An award of damages will not be disturbed unless the trial court abused its discretionary action amounting to an error of law. Worcester v. Eisenbeiser, 7 Mass. App. Ct. 345, 352 (1979); Bartley v. Phillips, 317 Mass. 35, 41 (1944). A new trial would be in order if the trial judge’s exercise of discretion was such that “no conscientious judge, acting intelligently, could honestly have taken the view expressed.” Toree v. Harris-Seybold *275Co., 1980 Mass. App. Ct. Adv. Sh. 890, 891. Palma v. Racz. 302 Mass. 249, 251 (1939).
Reviewing the reported evidence indicates that same is sufficient to enable a trial judge to assess damages.

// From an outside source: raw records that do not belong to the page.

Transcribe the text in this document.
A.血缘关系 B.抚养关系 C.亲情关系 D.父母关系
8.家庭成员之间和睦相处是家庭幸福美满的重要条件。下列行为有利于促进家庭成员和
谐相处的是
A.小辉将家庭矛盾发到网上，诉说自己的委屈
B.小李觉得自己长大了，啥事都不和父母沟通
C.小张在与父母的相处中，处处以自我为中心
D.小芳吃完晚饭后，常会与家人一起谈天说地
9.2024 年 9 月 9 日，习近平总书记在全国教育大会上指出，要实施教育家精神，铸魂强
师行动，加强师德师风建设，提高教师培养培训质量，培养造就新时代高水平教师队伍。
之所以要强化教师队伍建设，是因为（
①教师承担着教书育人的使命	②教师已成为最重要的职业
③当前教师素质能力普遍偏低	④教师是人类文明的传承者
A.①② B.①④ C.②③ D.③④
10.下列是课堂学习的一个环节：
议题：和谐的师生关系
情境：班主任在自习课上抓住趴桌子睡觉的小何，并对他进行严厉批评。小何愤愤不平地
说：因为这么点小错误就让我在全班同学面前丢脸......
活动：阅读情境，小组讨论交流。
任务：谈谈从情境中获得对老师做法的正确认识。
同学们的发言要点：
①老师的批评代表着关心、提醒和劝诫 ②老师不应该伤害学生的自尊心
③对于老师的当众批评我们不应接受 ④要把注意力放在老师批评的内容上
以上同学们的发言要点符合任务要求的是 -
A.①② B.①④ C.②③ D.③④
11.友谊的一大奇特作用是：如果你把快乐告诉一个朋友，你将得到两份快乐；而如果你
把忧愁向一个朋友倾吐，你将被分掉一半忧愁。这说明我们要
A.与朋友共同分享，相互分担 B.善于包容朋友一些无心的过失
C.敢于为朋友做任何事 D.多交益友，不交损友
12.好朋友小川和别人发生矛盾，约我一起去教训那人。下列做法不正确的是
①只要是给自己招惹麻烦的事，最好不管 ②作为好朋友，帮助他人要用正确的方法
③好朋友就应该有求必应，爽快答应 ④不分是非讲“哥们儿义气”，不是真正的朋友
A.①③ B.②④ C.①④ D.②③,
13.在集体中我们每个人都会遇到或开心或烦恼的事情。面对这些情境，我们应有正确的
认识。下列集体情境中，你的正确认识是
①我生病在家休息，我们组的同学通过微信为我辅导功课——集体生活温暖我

The award of damages, in the absence of requests for rulings of law, imports that the trial judge only considered elements that were legal and proper. Hence, the Defendant's citing the case Diaz v. Eli Lilly & Co., 364 Mass. 153 (1973) that excludes from a loss of consortium action loss of services of the injured spouse such as support and household services, cannot here be applied with a resultant disposition favorable to the Defendant. The failure to file such requests precludes further consideration of supposed or suspected error in this particular.
The sole remaining issue for disposition is whether the damage awards of the Trial Judge are so clearly disproportionate or excessive for the injury sustained that no conscientious judge acting intelligently could honestly have made such awards.

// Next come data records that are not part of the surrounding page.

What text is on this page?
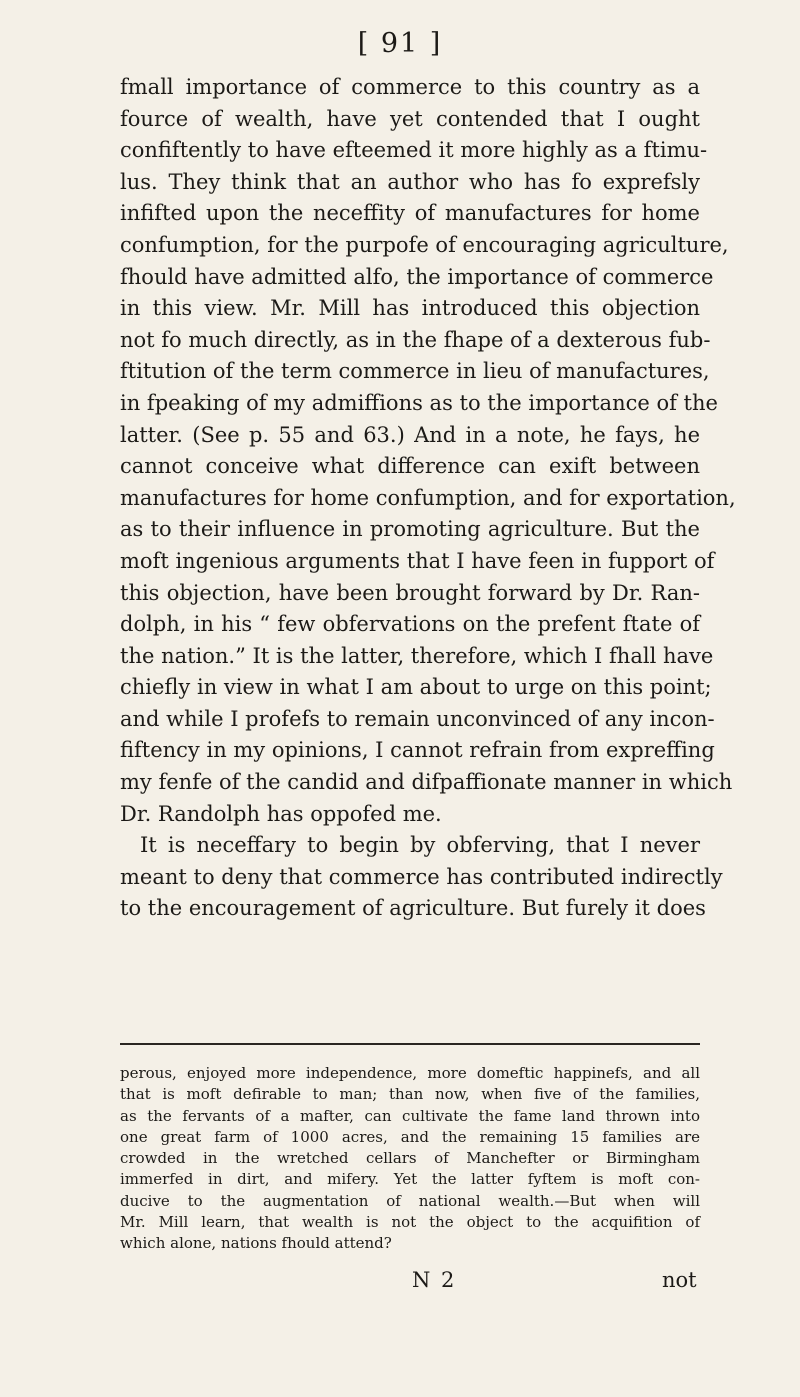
[ 91 ]
fmall importance of commerce to this country as a
fource of wealth, have yet contended that I ought
confiftently to have efteemed it more highly as a ftimu-
lus. They think that an author who has fo exprefsly
infifted upon the neceffity of manufactures for home
confumption, for the purpofe of encouraging agriculture,
fhould have admitted alfo, the importance of commerce
in this view. Mr. Mill has introduced this objection
not fo much directly, as in the fhape of a dexterous fub-
ftitution of the term commerce in lieu of manufactures,
in fpeaking of my admiffions as to the importance of the
latter. (See p. 55 and 63.) And in a note, he fays, he
cannot conceive what difference can exift between
manufactures for home confumption, and for exportation,
as to their influence in promoting agriculture. But the
moft ingenious arguments that I have feen in fupport of
this objection, have been brought forward by Dr. Ran-
dolph, in his “ few obfervations on the prefent ftate of
the nation.” It is the latter, therefore, which I fhall have
chiefly in view in what I am about to urge on this point;
and while I profefs to remain unconvinced of any incon-
fiftency in my opinions, I cannot refrain from expreffing
my fenfe of the candid and difpaffionate manner in which
Dr. Randolph has oppofed me.
It is neceffary to begin by obferving, that I never
meant to deny that commerce has contributed indirectly
to the encouragement of agriculture. But furely it does
perous, enjoyed more independence, more domeftic happinefs, and all
that is moft defirable to man; than now, when five of the families,
as the fervants of a mafter, can cultivate the fame land thrown into
one great farm of 1000 acres, and the remaining 15 families are
crowded in the wretched cellars of Manchefter or Birmingham
immerfed in dirt, and mifery. Yet the latter fyftem is moft con-
ducive to the augmentation of national wealth.—But when will
Mr. Mill learn, that wealth is not the object to the acquifition of
which alone, nations fhould attend?
N 2	not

Damages must be reasonably ascertainable from the evidence, but if there be an element of uncertainty in their assessment, this would not bar recovery. Dalton v. Demos Brothers General Contractos, Inc., 334 Mass. 377, 378-379 (1956). Damages seldom can be proved with the exactness of mathematical certainty and are left to estimate and judgment, sometimes on meager evidence. Piper v. Childs, 290 Mass. 560, 563 (1935).
In a case of this nature involving the ascertainment of damages for loss of protection, consideration, companionship, affection, society and consortium, there is no monetary measuring device to determine the value of such loss. The trial judge must rely on his observations, experience and knowledge to perform his assigned task. Also, the trial judge heard the testimony and is in a far superior position to others to make a reasonable judgment of the damages to be awarded. doCanto v. Ametek, Inc., supra, at page 788. Although we may believe the damage award in the case at bar to be on the high side, it fails to shock our consciences in the light of the evidence.
We conclude that the trial judge did not abuse his discretion in denying the Defendant's motion for a new trial. Therefore, the Report is dismissed.

 Further, in the brief submitted by the Defendant, the issue of liability was not argued. As per Dist./Mun. Cts. R. Civ. P., Rule 64(0, the Appellate Division need not pass upon this issue or question, nor consider same.